Screening for lung cancer ups the chances of early diagnosis, facilitating early effective intervention.

There is no question that the earlier a lung cancer is diagnosed and treated, the better the patient’s chance of survival.

Studies from the United States, UK and Europe have shown that screening for lung cancer increases the chances of early diagnoses.

Published studies evaluating the efficacy of a lung cancer screening programme indicate the need to target screening of individuals of the highest risk to make the programme cost-effective.

Our collective challenge, therefore, is to identify that high-risk group here in Malaysia.

A pilot study targeting a smaller “at risk” based on local epidemiology of the disease should be undertaken to determine precisely who should be screened.
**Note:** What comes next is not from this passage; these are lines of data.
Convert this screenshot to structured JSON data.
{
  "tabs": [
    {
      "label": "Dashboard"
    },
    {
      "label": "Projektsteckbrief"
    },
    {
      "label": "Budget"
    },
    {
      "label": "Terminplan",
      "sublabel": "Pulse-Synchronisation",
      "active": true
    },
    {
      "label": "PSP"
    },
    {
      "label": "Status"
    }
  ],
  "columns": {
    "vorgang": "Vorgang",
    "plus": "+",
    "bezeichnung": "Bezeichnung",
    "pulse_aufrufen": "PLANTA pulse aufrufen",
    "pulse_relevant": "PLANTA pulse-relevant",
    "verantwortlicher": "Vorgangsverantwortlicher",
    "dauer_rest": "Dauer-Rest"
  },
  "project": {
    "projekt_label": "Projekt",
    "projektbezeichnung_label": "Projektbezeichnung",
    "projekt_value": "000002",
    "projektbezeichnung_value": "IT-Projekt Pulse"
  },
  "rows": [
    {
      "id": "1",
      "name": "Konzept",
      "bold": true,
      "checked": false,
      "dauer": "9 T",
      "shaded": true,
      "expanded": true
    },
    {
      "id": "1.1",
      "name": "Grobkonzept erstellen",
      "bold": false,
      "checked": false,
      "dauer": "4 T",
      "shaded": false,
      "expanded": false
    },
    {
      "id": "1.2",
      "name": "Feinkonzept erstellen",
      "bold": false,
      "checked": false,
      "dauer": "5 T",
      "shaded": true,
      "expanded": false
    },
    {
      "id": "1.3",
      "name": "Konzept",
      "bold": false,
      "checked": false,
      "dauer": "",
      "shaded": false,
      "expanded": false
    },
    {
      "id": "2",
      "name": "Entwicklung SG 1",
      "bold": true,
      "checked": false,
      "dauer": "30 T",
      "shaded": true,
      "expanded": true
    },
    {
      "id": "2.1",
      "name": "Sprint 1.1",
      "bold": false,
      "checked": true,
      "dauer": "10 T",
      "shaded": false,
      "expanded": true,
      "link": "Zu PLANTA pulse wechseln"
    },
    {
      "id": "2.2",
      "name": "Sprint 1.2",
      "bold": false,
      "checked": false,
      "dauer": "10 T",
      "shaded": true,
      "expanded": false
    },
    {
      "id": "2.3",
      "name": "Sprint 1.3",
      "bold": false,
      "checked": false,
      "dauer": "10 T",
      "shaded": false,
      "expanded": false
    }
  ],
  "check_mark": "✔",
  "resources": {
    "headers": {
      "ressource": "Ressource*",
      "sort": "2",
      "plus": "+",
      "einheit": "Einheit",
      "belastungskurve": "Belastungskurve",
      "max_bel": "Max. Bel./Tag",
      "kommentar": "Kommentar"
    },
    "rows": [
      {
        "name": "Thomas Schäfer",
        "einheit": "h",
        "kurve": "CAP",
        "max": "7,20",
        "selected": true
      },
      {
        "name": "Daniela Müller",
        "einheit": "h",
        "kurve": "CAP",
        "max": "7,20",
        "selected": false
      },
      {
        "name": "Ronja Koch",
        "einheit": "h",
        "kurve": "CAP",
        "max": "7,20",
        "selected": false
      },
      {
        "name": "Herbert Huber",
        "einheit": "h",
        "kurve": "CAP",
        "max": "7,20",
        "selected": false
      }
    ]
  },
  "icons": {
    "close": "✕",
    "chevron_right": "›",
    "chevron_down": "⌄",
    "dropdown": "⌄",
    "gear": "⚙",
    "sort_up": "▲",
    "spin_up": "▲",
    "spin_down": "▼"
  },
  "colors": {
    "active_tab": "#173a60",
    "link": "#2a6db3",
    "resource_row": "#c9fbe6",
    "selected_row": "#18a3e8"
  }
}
Of course, a national anti-smoking policy that prevents tobacco use is far more effective than a screening programme.

After all, we are all familiar with the adage, prevention is better than cure.

Some might argue that national resources and efforts should be prioritised for preventative strategies instead, but this will only address a future generation.

Even if all cigarette smokers were to quit smoking today, it would take 20 years before the resulting decrease in mortality from lung cancer becomes evident.

Lung cancer screening does not compete or contradict efforts to promote smoking cessation.

Lung cancer is a major and costly health concern and the leading cause of cancer-related deaths in this country.

Due to the long latency phase of lung cancer, smoking cessation will have minimal impact for many decades.

The importance of early diagnosis cannot be emphasised enough – early detection of lung cancer remains the cornerstone of treatment success.

A well-executed and comprehensive screening programme may potentially save many lives and billions of ringgit in the long term, although admittedly evaluating cost-effectiveness is not straight forward.

It is imperative, however, that appropriate clear guidelines and quality assurance programmes are established by a dedicated multi-disciplinary interest group prior to embarking on a national screening programme.

The case for lung cancer screening in Malaysia is persuasive and the decision time is now.

Anand Sachithanandan is a cardiothoracic surgeon at Sunway Medical Centre.